All patients with hyperparathyroidism seen in a large referral military hospital within a twenty month period underwent neck exploration by one of us (HN). Three patients were found to have an unsuspected solid thyroid nodule measuring 0.5 to 1.5 cm. All were widely excised by thyroid lobectomy and isthmectomy and found to be follicular or papillary carcinoma of the thyroid. These three patients join thirty-one previously reported clinical cases documenting an association between parathyroid adenoma and nonmedullary carcinoma of the thyroid. Because of the high potential for malignancy in this clinical setting, we urge careful examination and palpation of the thyroid gland during neck exploration for hypercalcemia in order to detect and cure "early" malignancies of the thyroid.

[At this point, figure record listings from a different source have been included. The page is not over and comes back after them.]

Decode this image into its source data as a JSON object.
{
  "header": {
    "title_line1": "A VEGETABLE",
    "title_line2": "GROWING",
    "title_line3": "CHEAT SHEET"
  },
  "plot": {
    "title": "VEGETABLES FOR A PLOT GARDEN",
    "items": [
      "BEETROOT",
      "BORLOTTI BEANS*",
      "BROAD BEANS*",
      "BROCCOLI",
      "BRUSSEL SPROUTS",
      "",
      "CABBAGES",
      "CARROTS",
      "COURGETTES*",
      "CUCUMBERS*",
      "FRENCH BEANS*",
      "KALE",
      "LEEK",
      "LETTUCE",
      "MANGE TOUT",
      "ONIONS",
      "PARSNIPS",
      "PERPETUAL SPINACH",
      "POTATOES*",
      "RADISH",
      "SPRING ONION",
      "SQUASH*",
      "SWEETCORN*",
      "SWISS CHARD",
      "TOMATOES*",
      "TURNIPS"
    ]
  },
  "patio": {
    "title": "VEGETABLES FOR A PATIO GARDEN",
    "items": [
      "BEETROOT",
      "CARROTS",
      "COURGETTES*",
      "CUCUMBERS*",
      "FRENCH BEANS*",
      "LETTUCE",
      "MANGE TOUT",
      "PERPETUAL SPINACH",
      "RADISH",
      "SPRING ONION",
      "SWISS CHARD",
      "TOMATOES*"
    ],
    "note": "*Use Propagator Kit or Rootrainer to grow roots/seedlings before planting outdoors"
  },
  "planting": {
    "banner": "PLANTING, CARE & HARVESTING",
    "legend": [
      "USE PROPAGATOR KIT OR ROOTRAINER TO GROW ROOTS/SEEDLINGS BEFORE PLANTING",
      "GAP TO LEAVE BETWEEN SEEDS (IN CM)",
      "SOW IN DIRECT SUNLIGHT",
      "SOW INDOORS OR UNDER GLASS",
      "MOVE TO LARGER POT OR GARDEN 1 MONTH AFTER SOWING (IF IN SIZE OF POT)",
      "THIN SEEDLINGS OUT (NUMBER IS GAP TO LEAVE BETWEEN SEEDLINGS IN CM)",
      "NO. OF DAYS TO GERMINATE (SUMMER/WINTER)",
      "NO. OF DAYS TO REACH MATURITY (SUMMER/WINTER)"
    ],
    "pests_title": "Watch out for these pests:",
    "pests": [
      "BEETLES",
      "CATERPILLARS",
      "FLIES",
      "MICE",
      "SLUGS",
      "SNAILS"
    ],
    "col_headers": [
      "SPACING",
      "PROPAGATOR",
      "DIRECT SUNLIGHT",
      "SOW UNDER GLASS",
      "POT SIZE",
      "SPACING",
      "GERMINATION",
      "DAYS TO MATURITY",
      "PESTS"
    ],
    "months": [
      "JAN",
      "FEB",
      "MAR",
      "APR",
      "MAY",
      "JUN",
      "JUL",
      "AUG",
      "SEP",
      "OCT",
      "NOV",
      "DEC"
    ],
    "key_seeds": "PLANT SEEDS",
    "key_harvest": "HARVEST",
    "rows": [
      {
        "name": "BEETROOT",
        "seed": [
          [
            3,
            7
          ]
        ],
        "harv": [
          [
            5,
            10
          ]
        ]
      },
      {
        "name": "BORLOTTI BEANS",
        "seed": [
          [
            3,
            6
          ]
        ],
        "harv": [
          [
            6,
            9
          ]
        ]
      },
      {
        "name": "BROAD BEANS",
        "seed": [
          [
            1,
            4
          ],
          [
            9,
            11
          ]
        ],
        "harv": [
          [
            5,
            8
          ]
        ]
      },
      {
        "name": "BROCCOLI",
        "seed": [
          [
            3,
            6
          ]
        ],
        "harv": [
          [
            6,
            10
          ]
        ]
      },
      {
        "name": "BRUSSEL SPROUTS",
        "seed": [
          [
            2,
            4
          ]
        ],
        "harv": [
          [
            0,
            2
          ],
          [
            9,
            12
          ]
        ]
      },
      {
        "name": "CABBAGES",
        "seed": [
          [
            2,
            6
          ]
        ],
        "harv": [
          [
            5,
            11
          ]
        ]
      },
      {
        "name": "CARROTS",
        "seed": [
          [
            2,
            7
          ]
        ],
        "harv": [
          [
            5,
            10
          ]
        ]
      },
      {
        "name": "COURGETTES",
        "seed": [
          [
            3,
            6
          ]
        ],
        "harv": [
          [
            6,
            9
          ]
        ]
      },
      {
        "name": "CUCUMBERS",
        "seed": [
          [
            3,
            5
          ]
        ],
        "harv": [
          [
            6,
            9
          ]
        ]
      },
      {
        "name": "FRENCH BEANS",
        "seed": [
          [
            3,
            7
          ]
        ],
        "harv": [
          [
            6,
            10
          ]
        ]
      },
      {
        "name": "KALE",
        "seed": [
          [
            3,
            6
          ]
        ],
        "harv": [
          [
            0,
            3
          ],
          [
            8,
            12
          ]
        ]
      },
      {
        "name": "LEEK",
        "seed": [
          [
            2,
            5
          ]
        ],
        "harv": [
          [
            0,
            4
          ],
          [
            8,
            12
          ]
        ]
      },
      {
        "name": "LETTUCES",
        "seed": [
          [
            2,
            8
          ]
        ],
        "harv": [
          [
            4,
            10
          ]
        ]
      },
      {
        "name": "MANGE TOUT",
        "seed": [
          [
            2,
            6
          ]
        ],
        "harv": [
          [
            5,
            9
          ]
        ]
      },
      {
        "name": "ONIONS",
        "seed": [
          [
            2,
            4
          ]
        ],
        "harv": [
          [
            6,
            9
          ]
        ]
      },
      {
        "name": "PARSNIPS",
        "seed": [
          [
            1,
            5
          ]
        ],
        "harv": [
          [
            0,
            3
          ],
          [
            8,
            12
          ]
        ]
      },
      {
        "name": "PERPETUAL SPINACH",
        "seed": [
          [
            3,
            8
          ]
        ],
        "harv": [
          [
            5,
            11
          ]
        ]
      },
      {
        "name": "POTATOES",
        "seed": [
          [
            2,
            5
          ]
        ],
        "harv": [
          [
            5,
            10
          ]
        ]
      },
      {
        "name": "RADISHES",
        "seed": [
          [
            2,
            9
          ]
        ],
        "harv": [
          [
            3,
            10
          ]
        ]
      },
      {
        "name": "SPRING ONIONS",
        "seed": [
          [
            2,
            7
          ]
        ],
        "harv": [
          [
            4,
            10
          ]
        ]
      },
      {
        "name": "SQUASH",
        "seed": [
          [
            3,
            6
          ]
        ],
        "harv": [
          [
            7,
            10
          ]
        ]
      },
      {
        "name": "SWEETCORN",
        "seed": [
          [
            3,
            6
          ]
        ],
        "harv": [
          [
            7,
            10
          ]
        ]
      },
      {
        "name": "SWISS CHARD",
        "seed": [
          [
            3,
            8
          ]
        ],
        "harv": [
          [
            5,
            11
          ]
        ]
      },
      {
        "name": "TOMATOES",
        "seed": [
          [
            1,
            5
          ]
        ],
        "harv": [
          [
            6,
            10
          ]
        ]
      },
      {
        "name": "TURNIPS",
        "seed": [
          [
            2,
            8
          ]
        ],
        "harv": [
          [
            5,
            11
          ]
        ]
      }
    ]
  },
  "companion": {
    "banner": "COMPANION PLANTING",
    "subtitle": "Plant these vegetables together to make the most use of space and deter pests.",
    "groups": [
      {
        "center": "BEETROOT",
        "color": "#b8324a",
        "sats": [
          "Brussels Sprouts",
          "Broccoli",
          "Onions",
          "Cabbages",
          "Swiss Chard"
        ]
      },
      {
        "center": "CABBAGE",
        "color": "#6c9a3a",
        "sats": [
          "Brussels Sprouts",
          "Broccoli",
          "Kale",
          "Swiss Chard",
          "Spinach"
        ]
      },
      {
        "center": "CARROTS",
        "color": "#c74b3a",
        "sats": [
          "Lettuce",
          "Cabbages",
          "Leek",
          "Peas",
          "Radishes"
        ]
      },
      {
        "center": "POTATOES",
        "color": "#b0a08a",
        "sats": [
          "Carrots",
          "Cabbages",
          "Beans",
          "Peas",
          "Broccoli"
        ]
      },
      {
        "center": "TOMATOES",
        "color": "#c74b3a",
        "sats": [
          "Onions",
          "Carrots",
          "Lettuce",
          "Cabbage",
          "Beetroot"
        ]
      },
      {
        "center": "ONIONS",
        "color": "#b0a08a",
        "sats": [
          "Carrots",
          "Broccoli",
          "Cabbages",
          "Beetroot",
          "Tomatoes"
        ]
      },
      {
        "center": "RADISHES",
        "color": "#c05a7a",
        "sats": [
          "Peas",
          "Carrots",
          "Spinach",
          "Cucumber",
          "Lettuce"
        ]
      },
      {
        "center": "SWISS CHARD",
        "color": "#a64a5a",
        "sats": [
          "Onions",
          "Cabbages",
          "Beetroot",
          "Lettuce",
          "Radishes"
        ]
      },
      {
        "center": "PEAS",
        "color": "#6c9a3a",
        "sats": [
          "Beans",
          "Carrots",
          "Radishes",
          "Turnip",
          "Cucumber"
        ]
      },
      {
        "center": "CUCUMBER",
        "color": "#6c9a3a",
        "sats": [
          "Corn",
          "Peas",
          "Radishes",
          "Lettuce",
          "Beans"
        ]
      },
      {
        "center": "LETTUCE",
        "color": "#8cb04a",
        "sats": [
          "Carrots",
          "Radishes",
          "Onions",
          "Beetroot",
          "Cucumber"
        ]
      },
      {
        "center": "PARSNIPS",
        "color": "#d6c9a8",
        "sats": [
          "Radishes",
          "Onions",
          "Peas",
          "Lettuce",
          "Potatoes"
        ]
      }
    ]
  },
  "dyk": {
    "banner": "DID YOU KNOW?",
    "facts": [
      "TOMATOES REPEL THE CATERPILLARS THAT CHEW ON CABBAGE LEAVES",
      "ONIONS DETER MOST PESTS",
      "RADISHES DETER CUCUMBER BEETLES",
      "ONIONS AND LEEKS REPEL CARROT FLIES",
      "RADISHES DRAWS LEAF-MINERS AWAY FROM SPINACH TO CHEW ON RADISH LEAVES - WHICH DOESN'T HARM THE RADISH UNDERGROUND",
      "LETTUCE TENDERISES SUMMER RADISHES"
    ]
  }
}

在一家大型转诊军队医院就诊的所有甲状旁腺功能亢进患者,在20个月内均由我们中的一人(HN)进行了颈部探查。发现3例患者有意外的实性甲状腺结节,大小为0.5至1.5厘米。所有患者均通过甲状腺叶切除术和峡部切除术广泛切除,结果发现为甲状腺滤泡癌或乳头状癌。这3例患者加入了先前报道的31例临床病例,这些病例记录了甲状旁腺腺瘤与甲状腺非髓样癌之间的关联。鉴于这种临床情况下恶性肿瘤的可能性很高,我们敦促在因高钙血症进行颈部探查时仔细检查和触诊甲状腺,以便检测和治愈甲状腺“早期”恶性肿瘤。